A Carta apostólica em forma de Motu Proprio Summorum Pontificum, de 7 de julho de 2007, especifica que a missa solicitada por grupos de fiéis e que lhes é concedida, é aquela do missal de 1962: 

Art. 1 – Portanto, é lícito celebrar o Sacrifício da Missa de acordo com a edição típica do Missal Romano promulgado pelo Beato João XXIII em 1962 e nunca anulado, como a forma extraordinária da Liturgia da Igreja. 
Art. 5 - § 1. Em paróquias onde um grupo de fiéis aderidos à prévia tradição litúrgica existe de maneira estável, que o pároco aceite seus pedidos para a celebração da Santa Missa de acordo ao rito do Missal Romano publicado em 1962. 

A instrução de aplicação, Universæ Ecclesiæ, de 30 de abril de 2011, é ainda mais precisa:


24. Os livros litúrgicos da forma extraordinária devem ser usados como previstos em si mesmos. Todos os que desejam celebrar segundo a forma extraordinária do Rito Romano devem conhecer as respectivas rubricas e são obrigados a executá-las corretamente nas celebrações.

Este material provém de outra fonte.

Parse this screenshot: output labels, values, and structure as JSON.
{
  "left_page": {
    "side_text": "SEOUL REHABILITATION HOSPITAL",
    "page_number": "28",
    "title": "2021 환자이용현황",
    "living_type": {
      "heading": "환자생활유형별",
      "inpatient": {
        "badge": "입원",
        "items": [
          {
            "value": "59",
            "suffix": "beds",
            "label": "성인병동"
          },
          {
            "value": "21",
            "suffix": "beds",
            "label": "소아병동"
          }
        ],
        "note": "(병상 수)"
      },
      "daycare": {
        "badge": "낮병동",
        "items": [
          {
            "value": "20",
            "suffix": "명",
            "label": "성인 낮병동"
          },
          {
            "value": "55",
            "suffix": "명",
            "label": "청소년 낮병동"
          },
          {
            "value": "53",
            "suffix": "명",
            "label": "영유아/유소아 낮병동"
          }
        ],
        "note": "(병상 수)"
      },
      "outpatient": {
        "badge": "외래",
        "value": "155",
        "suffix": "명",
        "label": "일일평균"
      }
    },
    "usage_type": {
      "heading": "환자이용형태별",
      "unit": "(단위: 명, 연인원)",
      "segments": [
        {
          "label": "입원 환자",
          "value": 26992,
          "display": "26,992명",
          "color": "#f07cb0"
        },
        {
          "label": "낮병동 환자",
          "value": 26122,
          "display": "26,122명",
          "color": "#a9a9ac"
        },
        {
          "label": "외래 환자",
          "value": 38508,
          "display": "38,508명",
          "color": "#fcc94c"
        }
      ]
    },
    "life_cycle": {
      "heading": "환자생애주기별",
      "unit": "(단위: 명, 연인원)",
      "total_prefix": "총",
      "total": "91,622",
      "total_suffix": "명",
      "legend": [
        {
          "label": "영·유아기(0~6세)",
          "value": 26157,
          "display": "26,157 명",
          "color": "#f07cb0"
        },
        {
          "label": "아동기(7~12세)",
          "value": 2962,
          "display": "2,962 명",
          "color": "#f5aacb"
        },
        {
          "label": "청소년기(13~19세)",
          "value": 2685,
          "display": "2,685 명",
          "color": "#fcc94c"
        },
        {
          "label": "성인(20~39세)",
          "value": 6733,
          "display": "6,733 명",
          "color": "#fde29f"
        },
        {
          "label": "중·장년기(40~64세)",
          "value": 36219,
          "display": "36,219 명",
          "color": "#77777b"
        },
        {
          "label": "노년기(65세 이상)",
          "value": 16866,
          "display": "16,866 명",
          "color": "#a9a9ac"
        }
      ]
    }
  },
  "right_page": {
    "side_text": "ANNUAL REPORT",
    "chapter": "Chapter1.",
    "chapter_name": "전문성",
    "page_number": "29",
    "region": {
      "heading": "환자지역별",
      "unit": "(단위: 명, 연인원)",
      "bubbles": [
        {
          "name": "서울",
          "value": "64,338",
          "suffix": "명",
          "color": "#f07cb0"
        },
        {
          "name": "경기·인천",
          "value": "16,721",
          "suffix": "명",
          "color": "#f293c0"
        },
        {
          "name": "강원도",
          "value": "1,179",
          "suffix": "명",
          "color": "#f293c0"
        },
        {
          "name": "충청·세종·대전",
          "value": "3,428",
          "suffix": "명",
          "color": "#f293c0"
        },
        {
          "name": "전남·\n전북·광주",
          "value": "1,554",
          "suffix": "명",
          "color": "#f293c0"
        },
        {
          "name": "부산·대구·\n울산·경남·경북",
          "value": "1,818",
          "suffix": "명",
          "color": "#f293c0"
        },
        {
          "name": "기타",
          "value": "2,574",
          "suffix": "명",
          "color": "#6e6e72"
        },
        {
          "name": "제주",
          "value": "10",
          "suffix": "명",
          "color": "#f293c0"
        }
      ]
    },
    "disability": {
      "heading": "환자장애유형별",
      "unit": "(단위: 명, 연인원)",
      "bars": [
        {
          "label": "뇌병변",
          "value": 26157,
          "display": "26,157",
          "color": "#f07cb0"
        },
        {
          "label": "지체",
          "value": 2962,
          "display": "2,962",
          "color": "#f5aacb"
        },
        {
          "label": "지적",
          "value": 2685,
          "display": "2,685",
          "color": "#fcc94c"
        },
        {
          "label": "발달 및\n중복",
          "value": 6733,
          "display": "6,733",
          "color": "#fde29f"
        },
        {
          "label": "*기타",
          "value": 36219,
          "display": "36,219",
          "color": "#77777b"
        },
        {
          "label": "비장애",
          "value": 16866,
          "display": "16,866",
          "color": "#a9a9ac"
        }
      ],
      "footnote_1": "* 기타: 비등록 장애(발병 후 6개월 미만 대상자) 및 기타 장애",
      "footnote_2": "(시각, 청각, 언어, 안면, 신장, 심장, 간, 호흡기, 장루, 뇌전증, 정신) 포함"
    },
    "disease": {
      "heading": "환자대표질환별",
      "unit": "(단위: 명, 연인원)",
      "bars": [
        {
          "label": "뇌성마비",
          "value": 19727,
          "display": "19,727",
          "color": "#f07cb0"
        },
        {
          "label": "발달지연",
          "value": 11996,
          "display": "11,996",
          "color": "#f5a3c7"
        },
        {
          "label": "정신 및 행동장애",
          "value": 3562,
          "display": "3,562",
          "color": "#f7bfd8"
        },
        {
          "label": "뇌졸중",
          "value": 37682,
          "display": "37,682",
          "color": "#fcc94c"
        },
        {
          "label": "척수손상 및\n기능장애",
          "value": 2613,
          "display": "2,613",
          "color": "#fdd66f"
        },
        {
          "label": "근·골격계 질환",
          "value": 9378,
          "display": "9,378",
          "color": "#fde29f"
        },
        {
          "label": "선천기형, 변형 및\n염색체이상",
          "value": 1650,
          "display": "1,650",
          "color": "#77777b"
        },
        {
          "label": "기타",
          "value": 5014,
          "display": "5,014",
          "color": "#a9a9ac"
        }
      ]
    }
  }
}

Os números 25 e 26 retomam, aliás, conferindo-lhes força de lei, os três pontos da doutrina indicados mais acima:

25. No Missal de 1962 poderão e deverão inserir-se novos santos e alguns dos novos prefácios, segundo as diretrizes que ainda hão de ser indicadas.
26. Como prevê o Motu Proprio Summorum Pontificum no art. 6, precisa-se que as leituras da Santa Missa do Missal de 1962 podem ser proclamadas ou somente em língua latina, ou em língua latina seguida da tradução em língua vernácula ou ainda, nas missas recitadas, só em língua vernácula.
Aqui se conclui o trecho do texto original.